In Transilvania molti romeni continuarono a usare spesso sia in occasioni ufficiali che informali l’ungherese o il tedesco, ritenute lingue più prestigiose del romeno; tanti altri lottarono per proteggere le vecchie leggi imperiali, molto più avanzate di quelle della Romania. La mia ricerca vuole dare voce alle storie di persone che non interpretarono la loro vita soltanto attraverso la lente del nazionalismo, e per cui valori come il multilinguismo e il multiculturalismo contarono spesso più della patria.

La ricerca sta prendendo forma grazie a diversi periodi di studio presso archivi romeni, dove sto cercando di ricostruire il percorso biografico e professionale di queste figure, i loro valori, le loro relazioni e le loro aspettative.

L’idea di questo progetto nasce dopo diversi soggiorni in Romania; grazie al Programma Erasmus ho potuto vivere in Romania per circa un anno, imparare la lingua e conoscere la realtà della Transilvania. La città dove vivevo, Cluj-Napoca, è ancora oggi abitata da moltissimi ungheresi, e l’università fornisce tutti i corsi sia in romeno che in ungherese. Lì per la prima volta ho visto un est Europa diverso da quello tradizionalmente rappresentato.

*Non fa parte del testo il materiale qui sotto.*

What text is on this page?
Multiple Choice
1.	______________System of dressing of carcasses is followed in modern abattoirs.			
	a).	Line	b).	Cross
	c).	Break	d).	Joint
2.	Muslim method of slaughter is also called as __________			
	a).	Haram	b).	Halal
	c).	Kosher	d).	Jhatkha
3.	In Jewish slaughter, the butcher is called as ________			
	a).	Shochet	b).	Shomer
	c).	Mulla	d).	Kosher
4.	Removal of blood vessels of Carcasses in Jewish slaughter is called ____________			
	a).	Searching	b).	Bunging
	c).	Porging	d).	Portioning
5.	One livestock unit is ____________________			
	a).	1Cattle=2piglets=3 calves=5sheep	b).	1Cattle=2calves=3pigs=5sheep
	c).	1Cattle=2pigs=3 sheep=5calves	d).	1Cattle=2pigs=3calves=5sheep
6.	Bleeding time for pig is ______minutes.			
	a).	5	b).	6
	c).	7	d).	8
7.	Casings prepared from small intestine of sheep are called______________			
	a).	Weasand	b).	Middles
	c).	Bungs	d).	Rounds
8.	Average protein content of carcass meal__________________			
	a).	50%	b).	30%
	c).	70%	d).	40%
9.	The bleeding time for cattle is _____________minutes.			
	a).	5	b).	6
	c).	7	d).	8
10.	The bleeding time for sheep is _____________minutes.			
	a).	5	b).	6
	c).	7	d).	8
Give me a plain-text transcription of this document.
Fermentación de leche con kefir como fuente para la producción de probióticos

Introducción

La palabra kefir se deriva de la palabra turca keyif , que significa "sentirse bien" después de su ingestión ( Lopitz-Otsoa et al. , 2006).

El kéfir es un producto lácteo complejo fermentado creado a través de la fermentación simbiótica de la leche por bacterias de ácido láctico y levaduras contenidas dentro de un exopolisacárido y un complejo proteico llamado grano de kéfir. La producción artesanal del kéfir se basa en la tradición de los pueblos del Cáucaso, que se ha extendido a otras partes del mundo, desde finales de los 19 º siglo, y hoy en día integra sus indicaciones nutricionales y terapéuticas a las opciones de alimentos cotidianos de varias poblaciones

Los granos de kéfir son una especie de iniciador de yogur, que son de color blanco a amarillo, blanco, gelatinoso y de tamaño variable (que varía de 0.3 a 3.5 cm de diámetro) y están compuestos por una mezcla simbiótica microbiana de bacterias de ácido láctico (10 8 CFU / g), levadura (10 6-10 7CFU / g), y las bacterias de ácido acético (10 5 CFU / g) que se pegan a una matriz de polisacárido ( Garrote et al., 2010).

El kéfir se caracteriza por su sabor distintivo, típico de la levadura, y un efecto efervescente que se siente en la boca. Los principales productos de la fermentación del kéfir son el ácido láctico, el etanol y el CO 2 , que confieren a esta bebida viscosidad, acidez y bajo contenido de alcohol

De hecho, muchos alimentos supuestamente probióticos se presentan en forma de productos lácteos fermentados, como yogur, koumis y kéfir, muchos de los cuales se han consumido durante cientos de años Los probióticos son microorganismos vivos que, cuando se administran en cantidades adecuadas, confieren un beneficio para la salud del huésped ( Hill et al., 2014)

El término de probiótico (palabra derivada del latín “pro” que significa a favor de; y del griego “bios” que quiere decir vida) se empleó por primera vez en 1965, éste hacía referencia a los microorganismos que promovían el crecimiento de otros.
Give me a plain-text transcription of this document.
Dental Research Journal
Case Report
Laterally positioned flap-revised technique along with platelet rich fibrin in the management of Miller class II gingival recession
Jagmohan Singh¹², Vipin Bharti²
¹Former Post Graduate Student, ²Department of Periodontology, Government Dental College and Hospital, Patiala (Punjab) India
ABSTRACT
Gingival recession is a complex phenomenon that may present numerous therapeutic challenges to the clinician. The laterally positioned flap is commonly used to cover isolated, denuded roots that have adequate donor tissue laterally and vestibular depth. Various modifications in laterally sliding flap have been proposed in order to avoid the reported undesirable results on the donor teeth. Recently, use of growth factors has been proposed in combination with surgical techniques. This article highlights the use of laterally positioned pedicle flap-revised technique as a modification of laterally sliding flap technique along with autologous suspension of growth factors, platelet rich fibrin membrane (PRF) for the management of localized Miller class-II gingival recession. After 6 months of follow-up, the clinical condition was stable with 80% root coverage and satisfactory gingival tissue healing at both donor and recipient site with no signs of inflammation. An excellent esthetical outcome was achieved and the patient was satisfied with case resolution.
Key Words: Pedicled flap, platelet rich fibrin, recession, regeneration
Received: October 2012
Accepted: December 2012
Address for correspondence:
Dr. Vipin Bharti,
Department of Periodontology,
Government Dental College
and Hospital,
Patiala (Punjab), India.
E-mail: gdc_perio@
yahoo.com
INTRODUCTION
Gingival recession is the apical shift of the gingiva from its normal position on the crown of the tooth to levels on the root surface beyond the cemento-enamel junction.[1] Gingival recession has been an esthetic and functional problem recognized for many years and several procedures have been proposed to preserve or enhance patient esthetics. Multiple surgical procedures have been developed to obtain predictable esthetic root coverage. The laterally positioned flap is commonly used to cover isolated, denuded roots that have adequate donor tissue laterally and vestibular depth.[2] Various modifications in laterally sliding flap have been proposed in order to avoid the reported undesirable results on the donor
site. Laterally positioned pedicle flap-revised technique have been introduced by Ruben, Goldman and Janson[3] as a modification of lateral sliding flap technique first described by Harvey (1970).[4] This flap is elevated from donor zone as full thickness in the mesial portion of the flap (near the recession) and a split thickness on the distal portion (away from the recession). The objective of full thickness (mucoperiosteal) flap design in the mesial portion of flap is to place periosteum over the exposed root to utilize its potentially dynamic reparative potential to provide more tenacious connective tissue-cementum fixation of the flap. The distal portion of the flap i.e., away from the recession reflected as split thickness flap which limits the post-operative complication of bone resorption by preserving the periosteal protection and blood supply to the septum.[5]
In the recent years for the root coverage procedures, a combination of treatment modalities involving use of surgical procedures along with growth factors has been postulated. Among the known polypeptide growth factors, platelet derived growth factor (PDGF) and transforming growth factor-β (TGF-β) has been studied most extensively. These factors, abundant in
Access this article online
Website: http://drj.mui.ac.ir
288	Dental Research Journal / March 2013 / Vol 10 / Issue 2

I vari gruppi linguistici della città vivevano in simbiosi, l’università era realmente multiculturale, e le manifestazioni di aperto nazionalismo quasi nulle. Ho voluto quindi dimostrare che anche in passato la regione non è stata solo scenario di scontri etnici, ma ambiente di scambio e condivisione, proprio come quello che avevo vissuto io,100 anni dopo i fatti da me studiati.